Step 1: Take advantage of the opportunities available to everybody
This is the simplest step, but many employees often don’t know how much they can contribute to their retirement accounts or how much they are contributing currently. It can be confusing because contribution limits continue to increase over time.
- For 2021, the IRS allows up to $19,500 to be tax-deferred through your workplace retirement plan (403b, 457b, 401a, etc.) and another $6,500 for employees over age 50. An additional $6,000 can be contributed to an IRA as well as $1,000 for those over age 50. Income limits and work-related retirement plans will dictate whether the contribution is denoted as deductible, non-deductible or a Roth IRA contribution.
- Right there you have between $19,500 and $33,000 that you may contribute as an individual and this could be doubled for married couples!
- If this amount more than meets your needs then you will want to consider which of the accounts are best to contribute to. Key considerations will be investment choices, advice resources, costs and liquidity considerations as well as tax benefits. For example, you may be able to make Roth contributions through work even though your income precludes making Roth IRA contributions.
For most people, the level of savings noted above will be sufficient for retirement savings. However, I have run across many times where clients wanted additional ways to save especially with tax advantaged accounts but didn’t realize they had additional options available to them.
For example, a client who inherits money may want the ability to add that money to a tax-deferred account. Although they can’t write a check, there may be unique opportunities through work for that client to add substantially to their retirement savings accounts.
Step 2: Identify key characteristics that will determine whether you may have additional savings options at your institution.
- Type of employer you work for: Do you work for a public university system or do you work for a private university?
- Type of Retirement Plan(s) Available to you: There are different catch-up provisions available depending on the type of retirement plan(s) offered at your employer. You will find a nice chart from MissionSquare Retirement that summarizes the limits and highlights additional savings opportunities from 403b and 457b accounts. Some institutions may offer both 403b and 457b accounts.
- Did you have years where you didn’t contribute as much as you could in the past?
Step 3: Look for these savings options based on your answers to the questions above.
Public University Retirement Savings
- Most employee retirement contributions will be limited to the general rules as stated above. However, employees that work for public universities (e.g. University of New Hampshire, University of Massachusetts etc.) are often able to contribute simultaneously to two retirement plans.
- For example, University ABC offers their regular 403b retirement plan which includes employer contributions and employee match. For employees who reach the cap on 403b contributions they allow the employee to open a 457b plan and make voluntary contributions to that plan as well.

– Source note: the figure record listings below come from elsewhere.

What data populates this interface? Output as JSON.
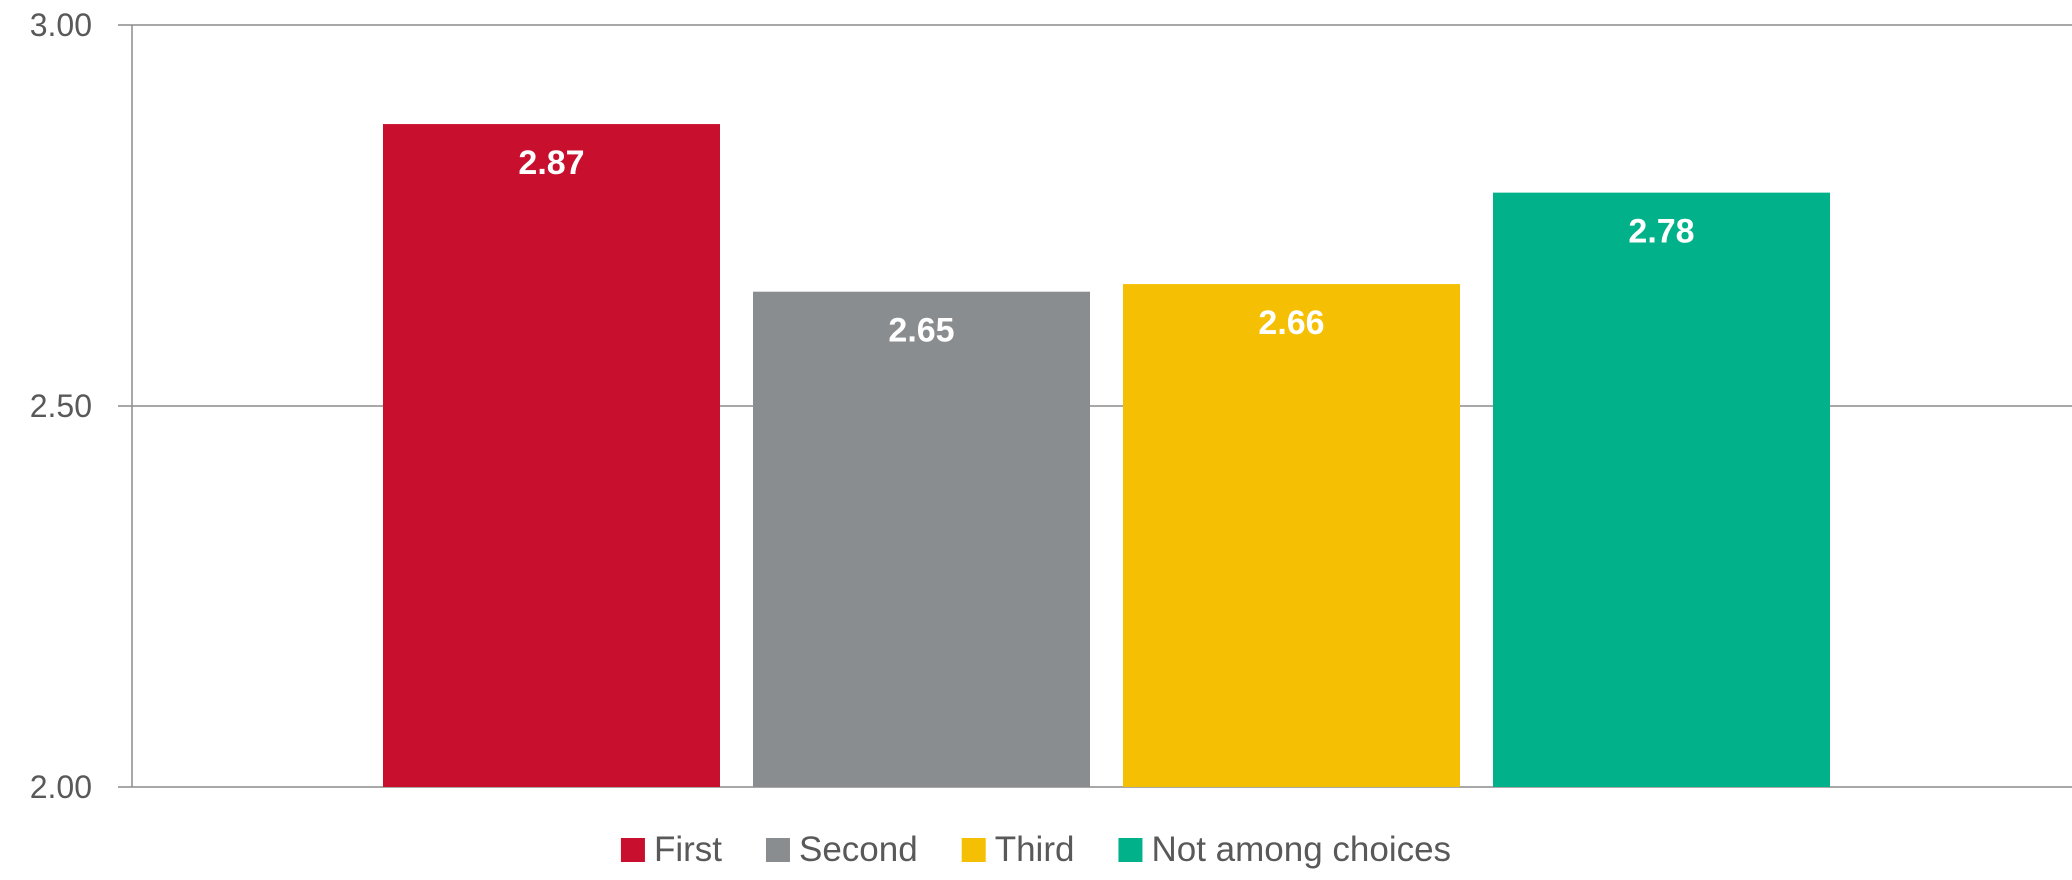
{
  "chart_data": {
    "type": "bar",
    "title": "",
    "xlabel": "",
    "ylabel": "",
    "ylim": [
      2.0,
      3.0
    ],
    "yticks": [
      "2.00",
      "2.50",
      "3.00"
    ],
    "grid": true,
    "legend_position": "bottom",
    "series": [
      {
        "name": "First",
        "value": 2.87,
        "label": "2.87",
        "color": "#C8102E"
      },
      {
        "name": "Second",
        "value": 2.65,
        "label": "2.65",
        "color": "#8A8D8F"
      },
      {
        "name": "Third",
        "value": 2.66,
        "label": "2.66",
        "color": "#F5C003"
      },
      {
        "name": "Not among choices",
        "value": 2.78,
        "label": "2.78",
        "color": "#00B18A"
      }
    ]
  }
}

- Employees often are allowed to contribute up to $19,500 plus $6,500 to each plan for a total amount deferred of $66,000 between 403b and 457b contributions.
- Having the ability to contribute to both types of accounts offers many strategic options especially around combining pre-tax and post -tax savings.
Private Higher Education Savings Accounts
- For highly compensated employees of private educational institutions, there will often be a 457b deferred compensation retirement plan to allow for additional savings. These plans allow additional savings like the amount allowed in the general retirement plan. However, there are many rules to be aware of especially around limited access to funds, limited (or no) ability to rollover accounts and specific rules around the timing for making decisions on withdrawals. It is imperative to fully understand the provisions of these plans prior to adding savings.
Catch-up contribution options
- Both 403b plans and 457b plans have catch-up opportunities for employees who didn’t contribute as much as they could in the past.
- For employees who are using a 403b plan they may be able to catch-up for years where they didn’t contribute to the plan. This is available only for employees with over 15 years of service per IRS regulations. This contribution is limited to $15,500.
- For employees in a 457b plan they may have the same ability to make up retirement contributions that they didn’t make in prior years. This is only for employees within the last three years of normal retirement age as defined by the IRS. For 2021 the 457b catch-up amount is $19,500.
For those employees who want to accelerate their retirement savings the opportunities are vast especially for those who work in academia. There is a lot of complexity that must be addressed regarding income limits, plan rules and flexibility and serious tax considerations. Each of these factors must be addressed, but the planning opportunities that are available can be very attractive especially as one nears retirement.
After you complete the steps above to identify what savings opportunities might apply to you, contact your human resource department to see the specific rules for you and your institution.
Each employer can design their plan within certain parameters so the options above may or may not be available. You will also want to coordinate your plan with your tax advisor to make sure the options are appropriate for you.